Meditation 3: Constancy

"Out upon it, I have lov'd
Three whole days together;
And am like to love three more,
If it prove fair weather" -- John Suckling

As much as we enjoy new experiences to delight our senses, secretly we all seek constancy -- to be constant in our affections, perceptions and intentions. Constancy is not monotony, an endlessly dull routine to be easily dismissed. Is there a more maddening ache than what comes when we abandon our own ambitions? Maybe it's as simple as a broken promise to exercise, or as complex as an alcoholic's broken resolve to refuse an offered drink, the sex addict's acting out despite deciding to stay put for the night, or the love addict's leaving 20 messages instead of the single one s/he intended. Our inconstancy to ourselves makes us our own worst enemy and creates tremendous inner conflict.

Think of the times you've been betrayed. Now imagine that pain inflicted on yourself by your own hand every time you betray your principles and best interests. A plant needs constant light and water to blossom; so do you need constant care to bloom. It's only through constancy that you learn to love and trust yourself and others.

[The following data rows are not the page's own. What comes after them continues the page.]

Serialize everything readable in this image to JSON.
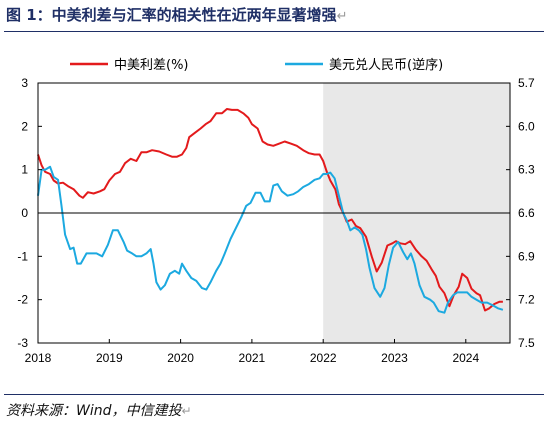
{
  "header": {
    "title": "图 1：中美利差与汇率的相关性在近两年显著增强",
    "title_mark": "↵"
  },
  "footer": {
    "source": "资料来源：Wind，中信建投",
    "source_mark": "↵"
  },
  "chart_data": {
    "type": "line",
    "title": "",
    "xlabel": "",
    "x_ticks": [
      "2018",
      "2019",
      "2020",
      "2021",
      "2022",
      "2023",
      "2024"
    ],
    "y_left": {
      "label": "",
      "range": [
        -3,
        3
      ],
      "ticks": [
        "-3",
        "-2",
        "-1",
        "0",
        "1",
        "2",
        "3"
      ]
    },
    "y_right": {
      "label": "",
      "range": [
        5.7,
        7.5
      ],
      "inverted": true,
      "ticks": [
        "5.7",
        "6.0",
        "6.3",
        "6.6",
        "6.9",
        "7.2",
        "7.5"
      ]
    },
    "grid": false,
    "legend_position": "top",
    "shaded_region": {
      "from": 2022.0,
      "to": 2024.55,
      "color": "#e8e8e8"
    },
    "series": [
      {
        "name": "中美利差(%)",
        "axis": "left",
        "color": "#e31a1c",
        "points": [
          [
            2018.0,
            1.35
          ],
          [
            2018.05,
            1.1
          ],
          [
            2018.1,
            0.95
          ],
          [
            2018.17,
            0.9
          ],
          [
            2018.22,
            0.75
          ],
          [
            2018.28,
            0.68
          ],
          [
            2018.35,
            0.7
          ],
          [
            2018.42,
            0.62
          ],
          [
            2018.5,
            0.55
          ],
          [
            2018.58,
            0.4
          ],
          [
            2018.63,
            0.35
          ],
          [
            2018.7,
            0.48
          ],
          [
            2018.78,
            0.45
          ],
          [
            2018.87,
            0.5
          ],
          [
            2018.93,
            0.55
          ],
          [
            2019.0,
            0.75
          ],
          [
            2019.08,
            0.9
          ],
          [
            2019.15,
            0.95
          ],
          [
            2019.22,
            1.15
          ],
          [
            2019.3,
            1.25
          ],
          [
            2019.38,
            1.2
          ],
          [
            2019.45,
            1.4
          ],
          [
            2019.52,
            1.4
          ],
          [
            2019.6,
            1.45
          ],
          [
            2019.7,
            1.42
          ],
          [
            2019.8,
            1.35
          ],
          [
            2019.88,
            1.3
          ],
          [
            2019.95,
            1.3
          ],
          [
            2020.02,
            1.35
          ],
          [
            2020.08,
            1.5
          ],
          [
            2020.12,
            1.75
          ],
          [
            2020.2,
            1.85
          ],
          [
            2020.28,
            1.95
          ],
          [
            2020.35,
            2.05
          ],
          [
            2020.42,
            2.12
          ],
          [
            2020.5,
            2.3
          ],
          [
            2020.58,
            2.3
          ],
          [
            2020.65,
            2.4
          ],
          [
            2020.72,
            2.38
          ],
          [
            2020.8,
            2.38
          ],
          [
            2020.88,
            2.3
          ],
          [
            2020.95,
            2.2
          ],
          [
            2021.0,
            2.05
          ],
          [
            2021.08,
            1.95
          ],
          [
            2021.15,
            1.65
          ],
          [
            2021.22,
            1.58
          ],
          [
            2021.3,
            1.55
          ],
          [
            2021.38,
            1.6
          ],
          [
            2021.46,
            1.65
          ],
          [
            2021.55,
            1.6
          ],
          [
            2021.63,
            1.55
          ],
          [
            2021.72,
            1.45
          ],
          [
            2021.8,
            1.38
          ],
          [
            2021.88,
            1.35
          ],
          [
            2021.95,
            1.35
          ],
          [
            2022.0,
            1.2
          ],
          [
            2022.05,
            0.95
          ],
          [
            2022.1,
            0.75
          ],
          [
            2022.17,
            0.55
          ],
          [
            2022.22,
            0.2
          ],
          [
            2022.28,
            0.0
          ],
          [
            2022.33,
            -0.2
          ],
          [
            2022.4,
            -0.15
          ],
          [
            2022.46,
            -0.3
          ],
          [
            2022.52,
            -0.35
          ],
          [
            2022.6,
            -0.55
          ],
          [
            2022.68,
            -1.0
          ],
          [
            2022.75,
            -1.35
          ],
          [
            2022.82,
            -1.15
          ],
          [
            2022.9,
            -0.75
          ],
          [
            2022.97,
            -0.7
          ],
          [
            2023.02,
            -0.65
          ],
          [
            2023.08,
            -0.7
          ],
          [
            2023.15,
            -0.72
          ],
          [
            2023.22,
            -0.65
          ],
          [
            2023.3,
            -0.85
          ],
          [
            2023.38,
            -1.0
          ],
          [
            2023.45,
            -1.1
          ],
          [
            2023.52,
            -1.3
          ],
          [
            2023.58,
            -1.45
          ],
          [
            2023.63,
            -1.7
          ],
          [
            2023.7,
            -1.85
          ],
          [
            2023.77,
            -2.15
          ],
          [
            2023.83,
            -1.9
          ],
          [
            2023.9,
            -1.7
          ],
          [
            2023.95,
            -1.4
          ],
          [
            2024.02,
            -1.5
          ],
          [
            2024.08,
            -1.75
          ],
          [
            2024.15,
            -1.85
          ],
          [
            2024.2,
            -1.9
          ],
          [
            2024.27,
            -2.25
          ],
          [
            2024.33,
            -2.2
          ],
          [
            2024.4,
            -2.1
          ],
          [
            2024.47,
            -2.05
          ],
          [
            2024.52,
            -2.05
          ]
        ]
      },
      {
        "name": "美元兑人民币(逆序)",
        "axis": "right",
        "color": "#1ca9e0",
        "points": [
          [
            2018.0,
            6.48
          ],
          [
            2018.05,
            6.3
          ],
          [
            2018.1,
            6.3
          ],
          [
            2018.17,
            6.28
          ],
          [
            2018.22,
            6.35
          ],
          [
            2018.28,
            6.37
          ],
          [
            2018.33,
            6.55
          ],
          [
            2018.38,
            6.75
          ],
          [
            2018.45,
            6.85
          ],
          [
            2018.5,
            6.84
          ],
          [
            2018.55,
            6.95
          ],
          [
            2018.6,
            6.95
          ],
          [
            2018.68,
            6.88
          ],
          [
            2018.75,
            6.88
          ],
          [
            2018.82,
            6.88
          ],
          [
            2018.9,
            6.9
          ],
          [
            2018.98,
            6.82
          ],
          [
            2019.05,
            6.72
          ],
          [
            2019.12,
            6.72
          ],
          [
            2019.2,
            6.8
          ],
          [
            2019.25,
            6.86
          ],
          [
            2019.32,
            6.88
          ],
          [
            2019.38,
            6.9
          ],
          [
            2019.45,
            6.9
          ],
          [
            2019.52,
            6.88
          ],
          [
            2019.58,
            6.85
          ],
          [
            2019.62,
            6.95
          ],
          [
            2019.66,
            7.08
          ],
          [
            2019.72,
            7.13
          ],
          [
            2019.78,
            7.1
          ],
          [
            2019.85,
            7.02
          ],
          [
            2019.92,
            7.0
          ],
          [
            2019.98,
            7.02
          ],
          [
            2020.02,
            6.95
          ],
          [
            2020.08,
            7.0
          ],
          [
            2020.15,
            7.05
          ],
          [
            2020.22,
            7.07
          ],
          [
            2020.3,
            7.12
          ],
          [
            2020.36,
            7.13
          ],
          [
            2020.42,
            7.08
          ],
          [
            2020.5,
            7.0
          ],
          [
            2020.56,
            6.95
          ],
          [
            2020.62,
            6.88
          ],
          [
            2020.7,
            6.78
          ],
          [
            2020.78,
            6.7
          ],
          [
            2020.85,
            6.63
          ],
          [
            2020.92,
            6.55
          ],
          [
            2020.98,
            6.53
          ],
          [
            2021.05,
            6.46
          ],
          [
            2021.12,
            6.46
          ],
          [
            2021.18,
            6.52
          ],
          [
            2021.25,
            6.52
          ],
          [
            2021.3,
            6.41
          ],
          [
            2021.36,
            6.4
          ],
          [
            2021.42,
            6.45
          ],
          [
            2021.5,
            6.48
          ],
          [
            2021.58,
            6.47
          ],
          [
            2021.65,
            6.45
          ],
          [
            2021.72,
            6.42
          ],
          [
            2021.8,
            6.4
          ],
          [
            2021.88,
            6.37
          ],
          [
            2021.95,
            6.36
          ],
          [
            2022.0,
            6.33
          ],
          [
            2022.05,
            6.33
          ],
          [
            2022.1,
            6.32
          ],
          [
            2022.16,
            6.36
          ],
          [
            2022.22,
            6.48
          ],
          [
            2022.28,
            6.6
          ],
          [
            2022.33,
            6.65
          ],
          [
            2022.38,
            6.72
          ],
          [
            2022.44,
            6.7
          ],
          [
            2022.5,
            6.72
          ],
          [
            2022.55,
            6.75
          ],
          [
            2022.6,
            6.85
          ],
          [
            2022.65,
            6.98
          ],
          [
            2022.72,
            7.12
          ],
          [
            2022.8,
            7.18
          ],
          [
            2022.86,
            7.12
          ],
          [
            2022.92,
            6.96
          ],
          [
            2022.98,
            6.84
          ],
          [
            2023.05,
            6.8
          ],
          [
            2023.12,
            6.87
          ],
          [
            2023.18,
            6.92
          ],
          [
            2023.23,
            6.88
          ],
          [
            2023.28,
            6.95
          ],
          [
            2023.35,
            7.1
          ],
          [
            2023.42,
            7.18
          ],
          [
            2023.5,
            7.2
          ],
          [
            2023.55,
            7.22
          ],
          [
            2023.62,
            7.28
          ],
          [
            2023.7,
            7.29
          ],
          [
            2023.75,
            7.22
          ],
          [
            2023.82,
            7.17
          ],
          [
            2023.88,
            7.15
          ],
          [
            2023.95,
            7.15
          ],
          [
            2024.02,
            7.15
          ],
          [
            2024.08,
            7.18
          ],
          [
            2024.15,
            7.2
          ],
          [
            2024.22,
            7.22
          ],
          [
            2024.3,
            7.22
          ],
          [
            2024.38,
            7.24
          ],
          [
            2024.45,
            7.26
          ],
          [
            2024.52,
            7.27
          ]
        ]
      }
    ]
  }
}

It's said the only constant is change. But this truth need not be a fatalistic decree against stability -- we can work this adage to our advantage. Whenever we feel down, depressed, and doomed to failure, we can remember when we felt perfectly fine in similar circumstances. At the times we fume over our weight, age, looks, or worth, we would do well to remember that we had the same weight, age, looks, and worth days earlier but recognized them with a positive outlook. We go through -- and get through -- recurring behaviors and interactions. To cope with our own imperfect constancy in all these endless cycles, we may look beyond our sense of self-betrayal, invoke the faith to affirm our nobler nature, and recommit -- constantly -- to ever-greater constancy.

Daily healthy sex acts

  • Consider whether your actions regularly contradict your aims. Can you stick to a plan, or do you repeatedly rescind your original intentions on a whim? How can you invite constancy into your experience?
  • Notice whether those closest to you keep their word. When should you overlook the less-than-reliable promises of loved ones in order to acknowledge their greater virtues? And when would it be better to call them on their fickle behavior, or steer clear of them entirely?